New Hampshire’s Senate passed a new casino gambling bill last week – one that they hope might get enough support to pass through the House; a body that has traditionally opposed adding any casinos to the state.
The new bill passed the Senate by a 15-9 vote after just ten minutes of debate. It would allow for two casinos to be built in the state; between them, they would be allowed up to 5,000 slot machines and 240 table games.
Revenue Sharing Provisions Included
In the hopes of gaining some additional support in the House, State Senator Lou D’Allesandro (D-Manchester) – the primary sponsor of the bill – added provisions that would allow local communities to share in the casino profits along with the state.
“The revenue sharing takes care of every citizen, every city and town in New Hampshire,” D’Allesandro said.
The bill includes several features of the legislation that the House voted down just weeks earlier. For instance, the total number of slots allowed is identical. However, splitting those games across two casinos may be an effort to win over those who were worried about a casino monopoly in the state.
Another concern is over where a casino could be located, as well as, interestingly, its nongaming attributes – in this case, its entertainment venue capacities. The bill doesn’t specify a location, but it does protect the state’s largest entertainment venue – the Verizon Wireless Arena in Manchester – by limiting any entertainment seating at a casino to a maximum of 1,500 people.
Opposition Questions Merits of New Bill
But much of the opposition is based on how a casino might change New Hampshire’s quiet, scenic image. And Governor Maggie Hassan (D) has said that while she would support expanded gambling in the state, she is only in favor of adding one casino.
Others questioned whether the promises of revenue sharing would really amount to anything in the long run.
“Every time a bill comes before us it promises a different way to use the revenues,” said State Senator Martha Fuller Clark (D-Portsmouth), adding that future lawmakers could change how such money was utilized.

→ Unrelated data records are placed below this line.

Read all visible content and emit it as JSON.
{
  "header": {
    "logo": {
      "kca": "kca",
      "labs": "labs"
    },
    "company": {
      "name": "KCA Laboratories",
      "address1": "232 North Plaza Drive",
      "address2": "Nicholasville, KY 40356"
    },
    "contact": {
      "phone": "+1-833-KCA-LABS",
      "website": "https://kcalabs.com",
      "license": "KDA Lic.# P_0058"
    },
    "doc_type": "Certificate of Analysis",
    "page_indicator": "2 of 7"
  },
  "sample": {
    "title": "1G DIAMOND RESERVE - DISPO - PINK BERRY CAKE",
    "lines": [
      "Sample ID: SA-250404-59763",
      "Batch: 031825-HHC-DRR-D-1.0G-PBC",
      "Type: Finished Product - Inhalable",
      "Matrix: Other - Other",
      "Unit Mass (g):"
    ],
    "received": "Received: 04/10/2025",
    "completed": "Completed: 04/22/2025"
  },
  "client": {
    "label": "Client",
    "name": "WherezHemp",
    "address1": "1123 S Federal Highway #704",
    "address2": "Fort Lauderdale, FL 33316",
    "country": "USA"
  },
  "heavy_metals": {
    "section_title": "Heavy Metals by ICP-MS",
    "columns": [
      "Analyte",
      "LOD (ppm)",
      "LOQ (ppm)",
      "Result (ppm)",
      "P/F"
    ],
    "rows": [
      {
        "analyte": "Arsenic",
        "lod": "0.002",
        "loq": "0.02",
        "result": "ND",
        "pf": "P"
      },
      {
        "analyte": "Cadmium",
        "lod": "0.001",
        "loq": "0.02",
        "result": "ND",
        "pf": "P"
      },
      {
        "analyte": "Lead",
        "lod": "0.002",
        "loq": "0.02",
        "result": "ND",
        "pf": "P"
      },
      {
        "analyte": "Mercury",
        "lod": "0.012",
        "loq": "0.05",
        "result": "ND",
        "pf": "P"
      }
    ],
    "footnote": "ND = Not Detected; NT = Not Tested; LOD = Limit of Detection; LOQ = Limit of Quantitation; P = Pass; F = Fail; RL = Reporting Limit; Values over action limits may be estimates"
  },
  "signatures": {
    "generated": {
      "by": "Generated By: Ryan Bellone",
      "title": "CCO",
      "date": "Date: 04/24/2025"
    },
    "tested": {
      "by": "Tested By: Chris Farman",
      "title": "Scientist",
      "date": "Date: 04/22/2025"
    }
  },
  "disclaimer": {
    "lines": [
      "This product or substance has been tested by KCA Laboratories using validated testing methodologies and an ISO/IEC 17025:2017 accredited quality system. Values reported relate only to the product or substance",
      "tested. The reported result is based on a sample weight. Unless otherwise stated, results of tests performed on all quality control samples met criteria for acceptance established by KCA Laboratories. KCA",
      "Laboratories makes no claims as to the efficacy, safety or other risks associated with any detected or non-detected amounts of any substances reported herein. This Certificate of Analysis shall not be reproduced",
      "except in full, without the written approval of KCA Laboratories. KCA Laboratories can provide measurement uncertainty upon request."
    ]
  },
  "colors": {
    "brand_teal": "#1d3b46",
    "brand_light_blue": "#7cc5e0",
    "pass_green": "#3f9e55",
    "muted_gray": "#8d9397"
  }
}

While the House has consistently blocked such bills, anti-gambling activists are still gearing up for another fight over this casino bill.
“This is nothing more than a bad idea made worse,” said Steve Duprey, spokesperson for a coalition opposing the casino bill.
Spokesman Harold Janeway said that the newest version of the bill showed that supporters wouldn’t be satisfied with just one casino in the state.
“No longer is proliferation a risk – we’ve got it,” Janeway said. “It’s built in and baked into the bill.”
New Revenue Streams Wanted for State
The battle over casino gambling comes at a time when New Hampshire is considering ways to increase revenues. The state would like to raise money to pay for the expansion of Interstate 93, other highway improvements, and to pay down debt. However, the House and Senate have not been able to agree on how to do so.
Other possibilities include an increased gas tax. The Senate recently passed a four-cent increase on that tax, though the House has yet to vote on it.